There are many observations emerging from this by-election. First, there seems to be little room for the new emerging parties to make a breakthrough in the system that is dominated by the traditional parties and political elites. Many attempted to coax the voters with new ideas and more accountability, they were rejected. Second, the electorate seems to have a preference for individuals with an established political record. The novice was left out. Third, a lot of noise was made to get the young more engaged. In spite of a number of younger candidates seeking election, that did not happen.
It is not unusual for an “opposing” party to win a by-election mid-way in the term. Even if the MSM had chosen to field a candidate, the outcome would have been the same. I don’t think the government should panic. The by-election is not a game changer. The opposition parties are in disarray, unable to challenge the government where it matters. Indeed, Prime Minister Pravind Jugnauth will consolidate his position in 2018 as a result of the by-election, and Labour will emerge as the main challenger.
Politics and the political behaviour of the electorate are not likely to change quickly. There is an established mindset that dictates how things unfold. One could say that the electorate has a short memory. If people really wanted change, the by-election presented an opportunity to elect new individuals with a different platform. But the electorate chose the status quo. It is not a question of not having a choice as it was claimed in the 2014 general elections. The indication is that Labour will make a comeback.
Another important element of this by-election is that the electorate votes for individuals and not policies. Should there be a change of government in the near future, major policies are unlikely to change. Therefore, one does not anticipate a reversal of policies. I don’t think the metro project or the nine-year schooling, two major initiatives of the current government, impacted on the by-election.
In politics, there are no friends but self-interests and some of the candidates must be pondering why they were left out in the cold. There were alliances and promises, in the end, the electorate delivered a verdict which was predictable. There was a lot of rhetoric during the campaign, but little substance on the real issues that matter. If the metro project was the game-changer, the result certainly does not reflect that. Arvin’s father once noted that politics is dirty, and in Mauritius it is dirtier.
It is discouraging to the new parties which fought with a lot of energy and zeal. But at the end of the day, reality prevailed. The political culture is such that the traditional and established parties are closely linked to sections of the society. In simple terms, the communalism is very much part of that reality. Those who spoke out and presented an alternative platform that would take the nation further, failed to convince the electorate.
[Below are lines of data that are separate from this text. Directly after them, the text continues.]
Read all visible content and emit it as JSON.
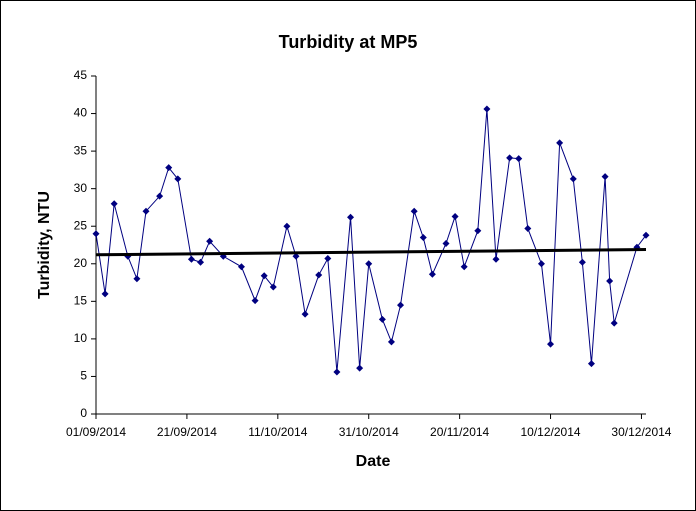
{
  "chart_data": {
    "type": "line",
    "title": "Turbidity at MP5",
    "x_label": "Date",
    "y_label": "Turbidity, NTU",
    "x": [
      "01/09/2014",
      "03/09/2014",
      "05/09/2014",
      "08/09/2014",
      "10/09/2014",
      "12/09/2014",
      "15/09/2014",
      "17/09/2014",
      "19/09/2014",
      "22/09/2014",
      "24/09/2014",
      "26/09/2014",
      "29/09/2014",
      "03/10/2014",
      "06/10/2014",
      "08/10/2014",
      "10/10/2014",
      "13/10/2014",
      "15/10/2014",
      "17/10/2014",
      "20/10/2014",
      "22/10/2014",
      "24/10/2014",
      "27/10/2014",
      "29/10/2014",
      "31/10/2014",
      "03/11/2014",
      "05/11/2014",
      "07/11/2014",
      "10/11/2014",
      "12/11/2014",
      "14/11/2014",
      "17/11/2014",
      "19/11/2014",
      "21/11/2014",
      "24/11/2014",
      "26/11/2014",
      "28/11/2014",
      "01/12/2014",
      "03/12/2014",
      "05/12/2014",
      "08/12/2014",
      "10/12/2014",
      "12/12/2014",
      "15/12/2014",
      "17/12/2014",
      "19/12/2014",
      "22/12/2014",
      "23/12/2014",
      "24/12/2014",
      "29/12/2014",
      "31/12/2014"
    ],
    "series": [
      {
        "color": "#000080",
        "values": [
          24,
          16,
          28,
          21,
          18,
          27,
          29,
          32.8,
          31.3,
          20.6,
          20.2,
          23,
          21,
          19.6,
          15.1,
          18.4,
          16.9,
          25,
          21,
          13.3,
          18.5,
          20.7,
          5.6,
          26.2,
          6.1,
          20,
          12.6,
          9.6,
          14.5,
          27,
          23.5,
          18.6,
          22.7,
          26.3,
          19.6,
          24.4,
          40.6,
          20.6,
          34.1,
          34,
          24.7,
          20,
          9.3,
          36.1,
          31.3,
          20.2,
          6.7,
          31.6,
          17.7,
          12.1,
          22.2,
          23.8
        ]
      }
    ],
    "trendline": {
      "color": "#000000",
      "values": [
        21.2,
        21.9
      ]
    },
    "xlim": [
      "01/09/2014",
      "31/12/2014"
    ],
    "xticks": [
      "01/09/2014",
      "21/09/2014",
      "11/10/2014",
      "31/10/2014",
      "20/11/2014",
      "10/12/2014",
      "30/12/2014"
    ],
    "ylim": [
      0,
      45
    ],
    "yticks": [
      0,
      5,
      10,
      15,
      20,
      25,
      30,
      35,
      40,
      45
    ],
    "grid": false
  }
}
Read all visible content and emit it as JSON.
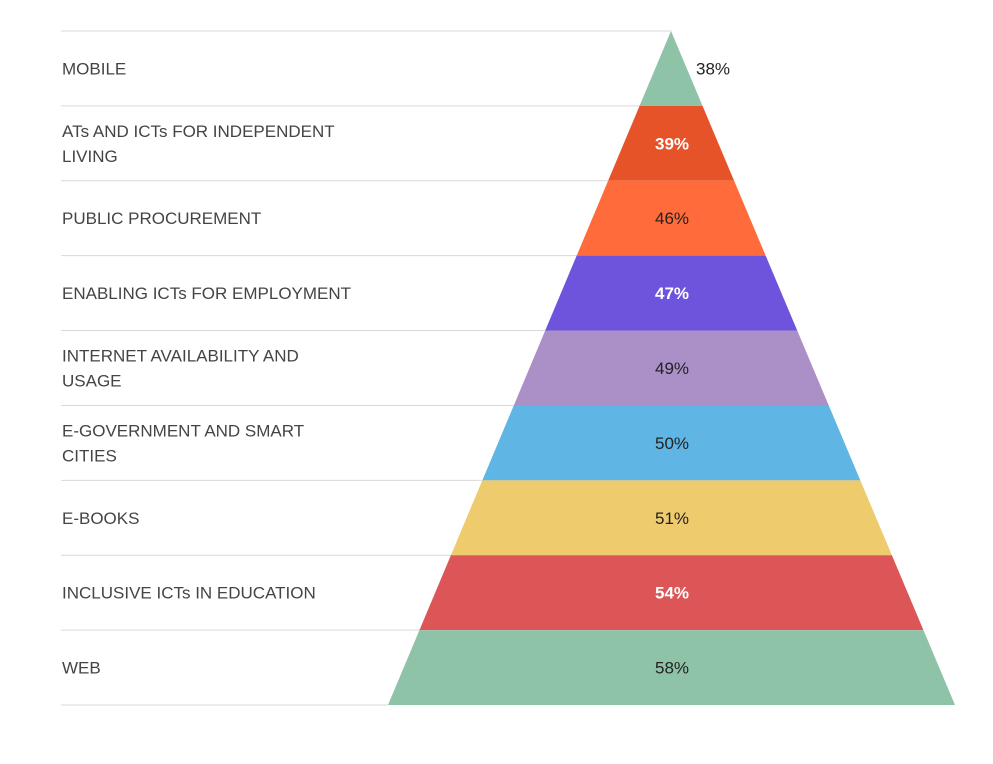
{
  "chart_data": {
    "type": "pyramid",
    "title": "",
    "categories": [
      "MOBILE",
      "ATs AND ICTs FOR INDEPENDENT LIVING",
      "PUBLIC PROCUREMENT",
      "ENABLING ICTs FOR EMPLOYMENT",
      "INTERNET AVAILABILITY AND USAGE",
      "E-GOVERNMENT AND SMART CITIES",
      "E-BOOKS",
      "INCLUSIVE ICTs IN EDUCATION",
      "WEB"
    ],
    "values": [
      38,
      39,
      46,
      47,
      49,
      50,
      51,
      54,
      58
    ],
    "value_labels": [
      "38%",
      "39%",
      "46%",
      "47%",
      "49%",
      "50%",
      "51%",
      "54%",
      "58%"
    ],
    "colors": [
      "#8fc3a8",
      "#e65328",
      "#ff6b3b",
      "#6e53dc",
      "#ab90c7",
      "#5fb5e4",
      "#eecb6d",
      "#dc5657",
      "#8fc3a8"
    ],
    "label_text_colors": [
      "#222222",
      "#ffffff",
      "#222222",
      "#ffffff",
      "#222222",
      "#222222",
      "#222222",
      "#ffffff",
      "#222222"
    ],
    "grid": true,
    "legend": "none"
  }
}
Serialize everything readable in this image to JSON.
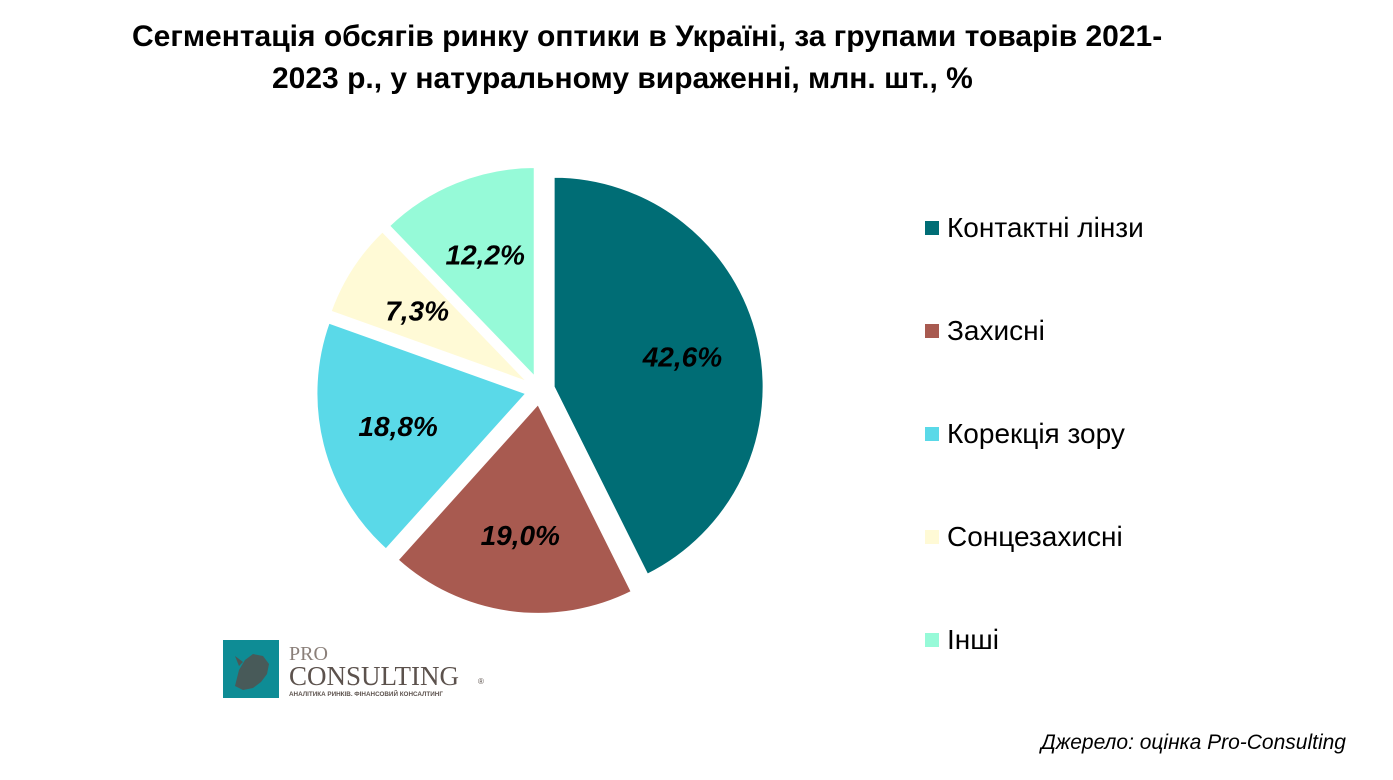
{
  "chart_data": {
    "type": "pie",
    "title_line1": "Сегментація обсягів ринку оптики в Україні, за групами товарів 2021-",
    "title_line2": "2023 р.,  у натуральному вираженні, млн. шт., %",
    "unit": "%",
    "slices": [
      {
        "name": "Контактні лінзи",
        "value": 42.6,
        "label": "42,6%",
        "color": "#006D75"
      },
      {
        "name": "Захисні",
        "value": 19.0,
        "label": "19,0%",
        "color": "#A85A50"
      },
      {
        "name": "Корекція зору",
        "value": 18.8,
        "label": "18,8%",
        "color": "#5AD9E8"
      },
      {
        "name": "Сонцезахисні",
        "value": 7.3,
        "label": "7,3%",
        "color": "#FFFAD6"
      },
      {
        "name": "Інші",
        "value": 12.2,
        "label": "12,2%",
        "color": "#96FAD8"
      }
    ],
    "legend_position": "right"
  },
  "logo": {
    "pro": "PRO",
    "consulting": "CONSULTING",
    "tagline": "АНАЛІТИКА РИНКІВ. ФІНАНСОВИЙ КОНСАЛТИНГ"
  },
  "source": "Джерело: оцінка Pro-Consulting"
}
As the country braces itself to celebrate fifty years of independence, a key question that one asks is, has the political system and the political culture changed in the past five decades. The number 18 by-election showed that little has changed. It is more of the same that people are used to. The household names will continue to dominate the political scene for the decades to come. The political elite that has evolved since independence is firmly established and is not going anywhere yet. Mauritians are not ready for a political revolution that would alter the political landscape. This is the reality.